Untreated sarcoptic mange can lead to severe skin infections due to the scratching and accompanying allergic reaction to the mites. Red, inflamed bumps (pustules) can appear on the skin—which may darken, thicken and develop a leathery appearance. Self-inflicted wounds are especially prone to developing secondary bacterial infections. As the mites multiply, the condition worsens and can contribute to depression, aggression, lack of interest in play, inappetence, weight loss, significant hair loss and other physical and behavioural changes (such as obsessive compulsive disorder). Sarcoptic mange is best treated by medicated dips, shampoos and other prescription topical therapies prescribed by a veterinarian. Oral medication is available as well. Some breeds, especially Collies and Shelties, are intolerant to ivermectin—one of the medications often used to treat mange. These breeds need special attention to their treatment protocols. The environment and all animals in contact with an infected dog should also be treated. Cheyletiellosis is also highly contagious and causes marked skin scaling, which is normally most apparent on the dog’s back but can appear anywhere. It may or may not be accompanied by itching but, unlike the Sarcoptes mites, these mites do not cause deep and excessive underlying skin irritation. These large mites can easily be seen with a simple hand-held magnifying glass. People are subject to infection as well. This type of mange can be treated with shampoos and topical skin treatments prescribed by your veterinarian.
Common sources of infestation of Sarcoptes and Cheyletiellosis mites are boarding kennels, animal shelters, veterinary clinics, dog parks, grooming facilities and other high-density dog-friendly areas. The best way to prevent sarcoptic mange and cheyletiellosis is to avoid direct contact with affected animals. Demodex mites are normal residents (in small numbers) of the hair follicles and sebaceous glands of healthy dogs where they live and breed. However, in puppies and older dogs with compromised immune systems, these mites can proliferate. The most obvious clinical sign is patchy hair loss, which can be localised (occurring predominantly on the face, especially around the eyes and mouth) or generalised. Affected areas of skin often become oily, moderately scaly, crusty and thickened. Secondary bacterial skin infections are quite common as the mites multiply in hair follicles. Demodectic mange is not contagious to people or other animals and normally does not cause pruritus (itching). A genetic component has been suggested therefore any animal which is diagnosed with demodex should never be bred, but should be neutered.
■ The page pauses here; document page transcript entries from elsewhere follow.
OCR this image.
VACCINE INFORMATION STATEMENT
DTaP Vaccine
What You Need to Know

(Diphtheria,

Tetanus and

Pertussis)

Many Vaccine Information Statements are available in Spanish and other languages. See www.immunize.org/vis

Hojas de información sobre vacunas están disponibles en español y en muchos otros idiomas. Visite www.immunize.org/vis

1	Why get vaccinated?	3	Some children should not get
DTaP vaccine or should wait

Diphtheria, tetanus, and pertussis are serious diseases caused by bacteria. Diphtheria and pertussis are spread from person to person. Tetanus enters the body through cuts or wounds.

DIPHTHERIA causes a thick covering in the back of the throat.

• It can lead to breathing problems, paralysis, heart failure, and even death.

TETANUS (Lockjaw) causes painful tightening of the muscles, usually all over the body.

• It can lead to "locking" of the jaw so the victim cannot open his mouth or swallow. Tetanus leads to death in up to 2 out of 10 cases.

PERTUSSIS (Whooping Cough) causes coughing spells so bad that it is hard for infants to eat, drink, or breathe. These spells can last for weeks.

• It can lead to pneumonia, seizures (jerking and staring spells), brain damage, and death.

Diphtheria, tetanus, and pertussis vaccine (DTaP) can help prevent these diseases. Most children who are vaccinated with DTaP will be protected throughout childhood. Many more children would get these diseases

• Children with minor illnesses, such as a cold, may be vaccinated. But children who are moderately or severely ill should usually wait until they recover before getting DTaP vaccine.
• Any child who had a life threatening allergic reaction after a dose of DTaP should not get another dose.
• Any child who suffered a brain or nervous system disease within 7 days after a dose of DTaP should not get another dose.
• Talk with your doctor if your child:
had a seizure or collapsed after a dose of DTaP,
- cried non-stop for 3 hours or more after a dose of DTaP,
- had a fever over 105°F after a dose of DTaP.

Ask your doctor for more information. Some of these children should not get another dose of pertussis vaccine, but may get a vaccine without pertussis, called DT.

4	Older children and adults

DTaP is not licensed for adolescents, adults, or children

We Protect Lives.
The mites are transmitted to puppies during nursing within the first 72 hours after birth. Demodectic mange can be treated through immune support, oral medication and dips. If your dog suddenly shows signs of intense itching and hair-loss, schedule an appointment with your registered veterinarian. Timely treatment will stop the spread of these parasites and your dog will be relieved of the pain and suffering caused.